Assessing the Effectiveness of Transnational Public and Private Policy Initiatives
- Leuven Global Governance series
Edited by Axel Marx, Jan Wouters, Glenn Rayp and Laura Beke
Chapter 6: EU economic governance and labour rights: diversity and coherence in the EU, the Council of Europe and ILO instruments
Since the beginning of the financial crisis in 2008, the European Union has been in search of effective policy responses to overcome the crisis and to rescue the Economic and Monetary Union (EMU). This went hand in hand with a strong emphasis on ‘fiscal’ consolidation, stricter economic and budgetary surveillance and new enforcement mechanisms. Through the ‘Six Pack’ legislation and the European semester new legal and governance techniques have been introduced to keep convergence and reform agendas in place. In addition, specific measures were made for member states in budgetary difficulties with a strong emphasis on austerity.
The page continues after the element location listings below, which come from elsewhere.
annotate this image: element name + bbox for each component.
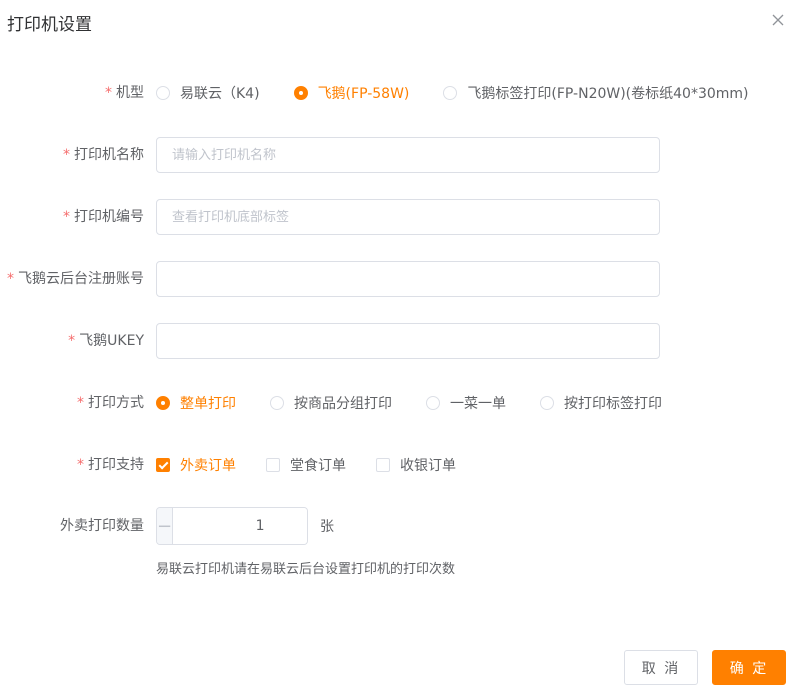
form-row-printer-name: * 打印机名称: [0, 137, 800, 173]
checkbox-box: [376, 458, 390, 472]
checkbox-dinein-order[interactable]: 堂食订单: [266, 455, 346, 475]
form-row-print-support: * 打印支持 外卖订单 堂食订单 收银订单: [0, 447, 800, 483]
radio-dot: [270, 396, 284, 410]
checkbox-box: [266, 458, 280, 472]
dialog-title: 打印机设置: [7, 15, 92, 35]
form-row-model: * 机型 易联云（K4) 飞鹅(FP-58W) 飞鹅标签打印(FP-N20W)(卷…: [0, 75, 800, 111]
print-mode-radio-group: 整单打印 按商品分组打印 一菜一单 按打印标签打印: [156, 385, 696, 421]
form-label-print-support: * 打印支持: [77, 457, 144, 473]
radio-print-per-dish[interactable]: 一菜一单: [426, 393, 506, 413]
radio-dot: [293, 86, 308, 100]
form-label-print-count: 外卖打印数量: [60, 518, 144, 534]
confirm-button[interactable]: 确 定: [712, 650, 786, 685]
radio-dot: [540, 396, 554, 410]
radio-dot: [156, 86, 170, 100]
radio-model-feie-label[interactable]: 飞鹅标签打印(FP-N20W)(卷标纸40*30mm): [443, 83, 749, 103]
form-row-ukey: * 飞鹅UKEY: [0, 323, 800, 359]
cancel-button[interactable]: 取 消: [624, 650, 698, 685]
checkbox-takeout-order[interactable]: 外卖订单: [156, 455, 236, 475]
printer-name-input[interactable]: [156, 137, 660, 173]
radio-model-feie[interactable]: 飞鹅(FP-58W): [293, 83, 409, 103]
close-icon[interactable]: [770, 12, 786, 28]
radio-print-by-group[interactable]: 按商品分组打印: [270, 393, 392, 413]
form-label-print-mode: * 打印方式: [77, 395, 144, 411]
form-row-printer-sn: * 打印机编号: [0, 199, 800, 235]
form-label-model: * 机型: [105, 85, 144, 101]
form-row-print-count: 外卖打印数量 − + 张: [0, 507, 800, 545]
radio-print-whole[interactable]: 整单打印: [156, 393, 236, 413]
print-count-unit: 张: [320, 519, 334, 535]
minus-icon: −: [157, 515, 173, 537]
form-label-printer-name: * 打印机名称: [63, 147, 144, 163]
printer-sn-input[interactable]: [156, 199, 660, 235]
print-count-input[interactable]: [173, 508, 307, 544]
ukey-input[interactable]: [156, 323, 660, 359]
radio-print-by-tag[interactable]: 按打印标签打印: [540, 393, 662, 413]
model-radio-group: 易联云（K4) 飞鹅(FP-58W) 飞鹅标签打印(FP-N20W)(卷标纸40…: [156, 75, 783, 111]
form-label-account: * 飞鹅云后台注册账号: [7, 271, 144, 287]
checkbox-cashier-order[interactable]: 收银订单: [376, 455, 456, 475]
radio-dot: [426, 396, 440, 410]
form-row-print-mode: * 打印方式 整单打印 按商品分组打印 一菜一单 按打印标签打印: [0, 385, 800, 421]
radio-dot: [156, 396, 170, 410]
form-row-account: * 飞鹅云后台注册账号: [0, 261, 800, 297]
form-label-printer-sn: * 打印机编号: [63, 209, 144, 225]
decrease-button[interactable]: −: [157, 508, 174, 544]
radio-dot: [443, 86, 458, 100]
check-icon: [156, 458, 170, 472]
print-count-hint: 易联云打印机请在易联云后台设置打印机的打印次数: [156, 562, 456, 577]
form-label-ukey: * 飞鹅UKEY: [68, 333, 144, 349]
account-input[interactable]: [156, 261, 660, 297]
radio-model-yilianyun[interactable]: 易联云（K4): [156, 83, 260, 103]
print-support-checkbox-group: 外卖订单 堂食订单 收银订单: [156, 447, 486, 483]
print-count-stepper: − +: [156, 507, 308, 545]
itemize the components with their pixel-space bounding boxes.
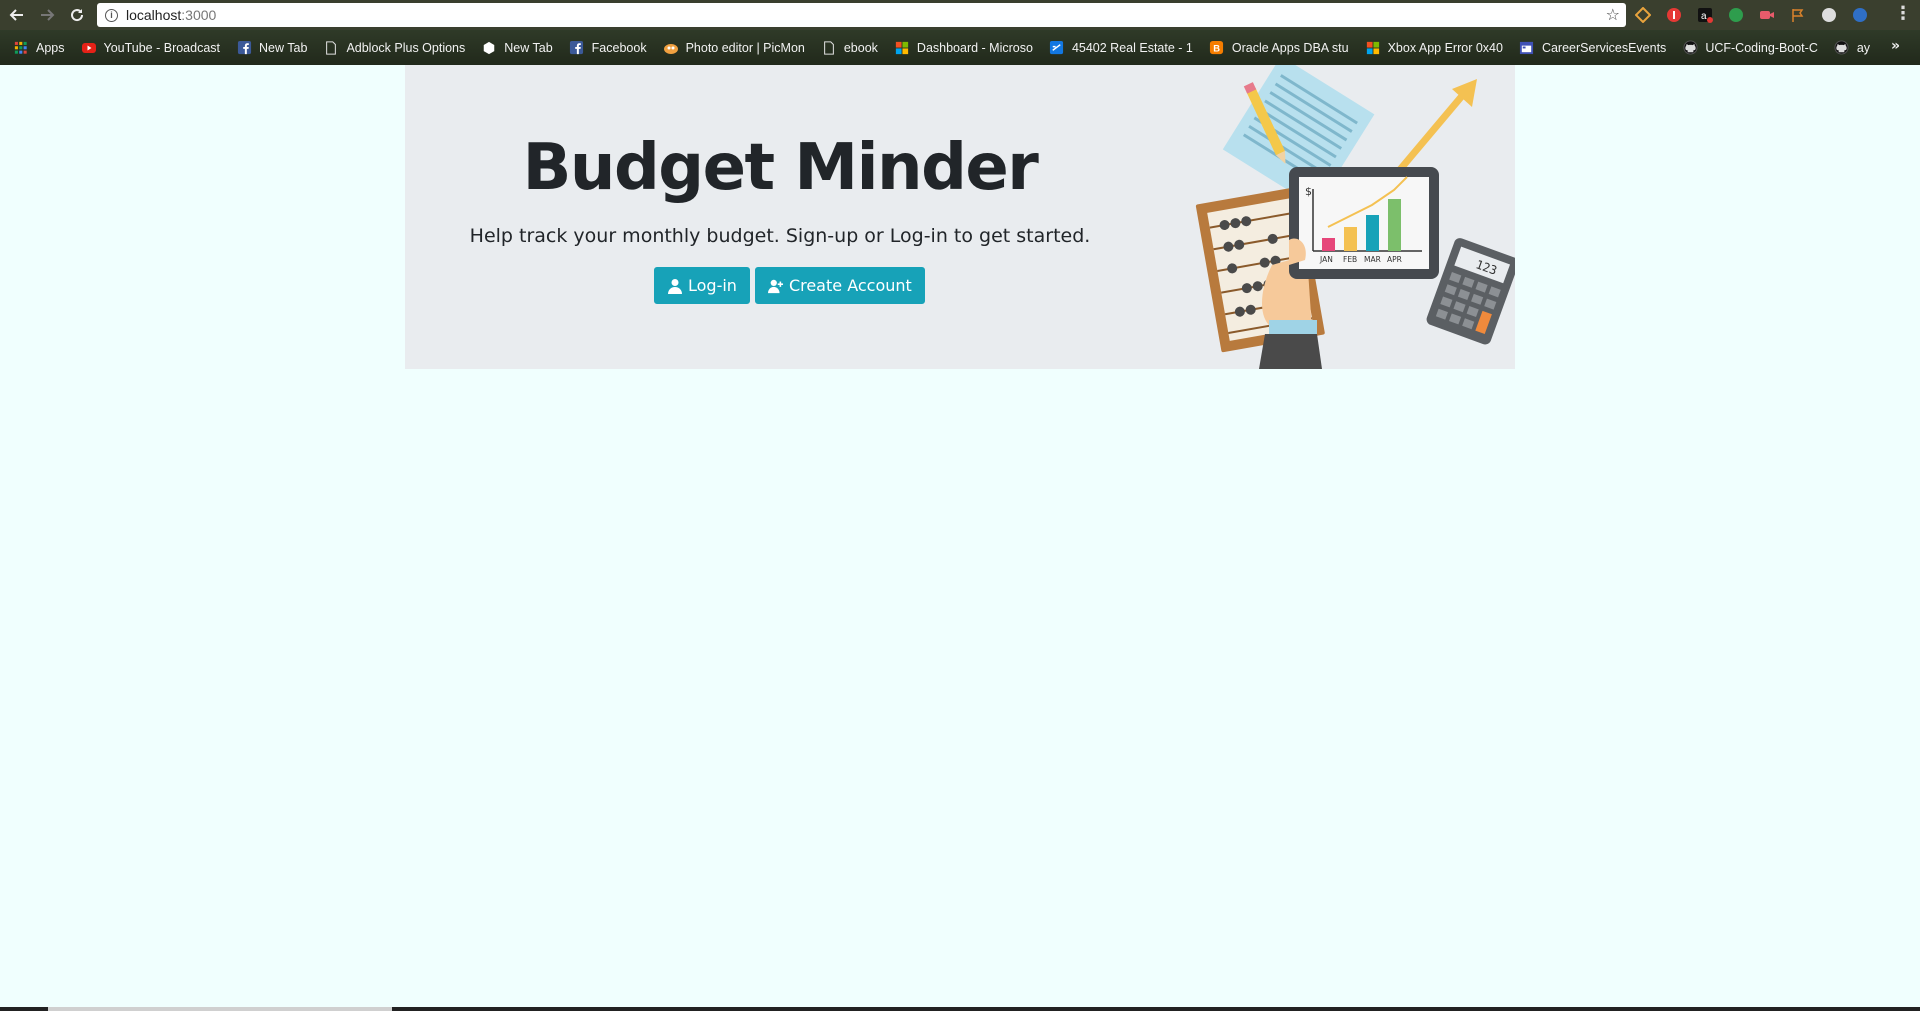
svg-text:a: a [1701, 11, 1707, 22]
reload-button[interactable] [64, 2, 90, 28]
user-plus-icon [767, 279, 783, 293]
bookmark-label: Dashboard - Microso [916, 40, 1033, 55]
bookmark-item[interactable]: Adblock Plus Options [323, 38, 465, 58]
bookmark-item[interactable]: Xbox App Error 0x40 [1365, 38, 1503, 58]
bookmark-label: YouTube - Broadcast [103, 40, 221, 55]
extension-amazon-icon[interactable]: a [1694, 4, 1716, 26]
bookmark-star-icon[interactable]: ☆ [1606, 6, 1620, 24]
info-icon[interactable]: i [105, 8, 118, 22]
hero-jumbotron: Budget Minder Help track your monthly bu… [405, 65, 1515, 369]
bookmark-item[interactable]: B Oracle Apps DBA stu [1209, 38, 1349, 58]
bookmark-item[interactable]: 45402 Real Estate - 1 [1049, 38, 1193, 58]
github-icon [1682, 40, 1698, 56]
browser-toolbar: i localhost:3000 ☆ a ⋮ [0, 0, 1920, 30]
create-account-button-label: Create Account [788, 276, 912, 295]
back-button[interactable] [4, 2, 30, 28]
bookmark-item[interactable]: Dashboard - Microso [894, 38, 1033, 58]
url-port: :3000 [181, 7, 217, 23]
youtube-icon [81, 40, 97, 56]
bookmark-label: Adblock Plus Options [346, 40, 466, 55]
bookmark-item[interactable]: Photo editor | PicMon [663, 38, 805, 58]
page-title: Budget Minder [522, 131, 1039, 205]
login-button-label: Log-in [688, 276, 737, 295]
bookmarks-overflow-button[interactable]: » [1891, 38, 1900, 54]
create-account-button[interactable]: Create Account [754, 267, 925, 304]
chart-bar-jan [1322, 238, 1335, 251]
microsoft-icon [894, 40, 910, 56]
bookmark-label: ebook [843, 40, 878, 55]
bookmark-item[interactable]: ay [1834, 38, 1870, 58]
bookmark-label: New Tab [504, 40, 553, 55]
calendar-icon [1519, 40, 1535, 56]
bookmark-label: Oracle Apps DBA stu [1231, 40, 1349, 55]
address-bar[interactable]: i localhost:3000 ☆ [97, 3, 1626, 27]
extension-circle-icon[interactable] [1818, 4, 1840, 26]
page-icon [323, 40, 339, 56]
bookmark-label: New Tab [259, 40, 308, 55]
chart-bar-mar [1366, 215, 1379, 251]
chart-label-apr: APR [1387, 255, 1402, 264]
blogger-icon: B [1209, 40, 1225, 56]
bookmark-label: UCF-Coding-Boot-C [1705, 40, 1818, 55]
forward-button[interactable] [34, 2, 60, 28]
back-arrow-icon [9, 9, 23, 21]
url-host: localhost [126, 7, 182, 23]
forward-arrow-icon [41, 9, 55, 21]
bookmark-item[interactable]: YouTube - Broadcast [81, 38, 221, 58]
bookmark-item[interactable]: Apps [13, 38, 65, 58]
facebook-icon [236, 40, 252, 56]
reload-icon [71, 9, 84, 22]
bookmark-label: Facebook [591, 40, 647, 55]
hexagon-icon [481, 40, 497, 56]
hero-actions: Log-in Create Account [654, 267, 925, 304]
tablet-chart-illustration: $ JAN FEB MAR APR [1289, 167, 1439, 279]
chart-label-jan: JAN [1319, 255, 1333, 264]
extension-diamond-icon[interactable] [1632, 4, 1654, 26]
budget-illustration: $ JAN FEB MAR APR 123 [1195, 65, 1515, 369]
extension-camera-icon[interactable] [1756, 4, 1778, 26]
chart-bar-feb [1344, 227, 1357, 251]
hero-lead-text: Help track your monthly budget. Sign-up … [469, 225, 1091, 247]
extension-adblock-icon[interactable] [1663, 4, 1685, 26]
zillow-icon [1049, 40, 1065, 56]
bookmark-item[interactable]: ebook [821, 38, 878, 58]
picmonkey-icon [663, 40, 679, 56]
user-icon [668, 278, 682, 294]
bookmark-label: ay [1856, 40, 1871, 55]
bookmark-item[interactable]: New Tab [236, 38, 307, 58]
chart-label-feb: FEB [1343, 255, 1357, 264]
bookmarks-bar: Apps YouTube - Broadcast New Tab Adblock Pl… [0, 30, 1920, 65]
chart-bar-apr [1388, 199, 1401, 251]
bookmark-item[interactable]: Facebook [569, 38, 647, 58]
bookmark-label: CareerServicesEvents [1541, 40, 1667, 55]
taskbar-segment [48, 1007, 392, 1011]
taskbar-strip [0, 1007, 1920, 1011]
bookmark-item[interactable]: CareerServicesEvents [1519, 38, 1666, 58]
bookmark-item[interactable]: UCF-Coding-Boot-C [1682, 38, 1818, 58]
extension-green-icon[interactable] [1725, 4, 1747, 26]
bookmark-item[interactable]: New Tab [481, 38, 553, 58]
chart-currency-symbol: $ [1305, 185, 1312, 198]
login-button[interactable]: Log-in [654, 267, 750, 304]
svg-text:B: B [1214, 43, 1221, 53]
github-icon [1834, 40, 1850, 56]
extensions-tray: a [1632, 4, 1871, 26]
bookmark-label: 45402 Real Estate - 1 [1071, 40, 1193, 55]
microsoft-icon [1365, 40, 1381, 56]
apps-grid-icon [13, 40, 29, 56]
extension-blue-icon[interactable] [1849, 4, 1871, 26]
extension-flag-icon[interactable] [1787, 4, 1809, 26]
chart-label-mar: MAR [1364, 255, 1381, 264]
bookmark-label: Apps [36, 40, 65, 55]
browser-menu-icon[interactable]: ⋮ [1894, 5, 1912, 23]
bookmark-label: Xbox App Error 0x40 [1387, 40, 1503, 55]
bookmark-label: Photo editor | PicMon [685, 40, 805, 55]
facebook-icon [569, 40, 585, 56]
page-icon [821, 40, 837, 56]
In this framework, the question is how this ‘economic governance’ can go together with ‘social governance’, having in mind that both economic and social progress are central aims of European integration. It has become clear that social challenges are either at the origin or at the outcome of economic governance mechanisms. Labour law is only one, though highly relevant, component in this economic governance context, as it includes ‘sensitive’ matters, such as wage setting, collective bargaining and retirement schemes. These issues are subject to monitoring through recommendations by the EU institutions and are part of national reform programmes.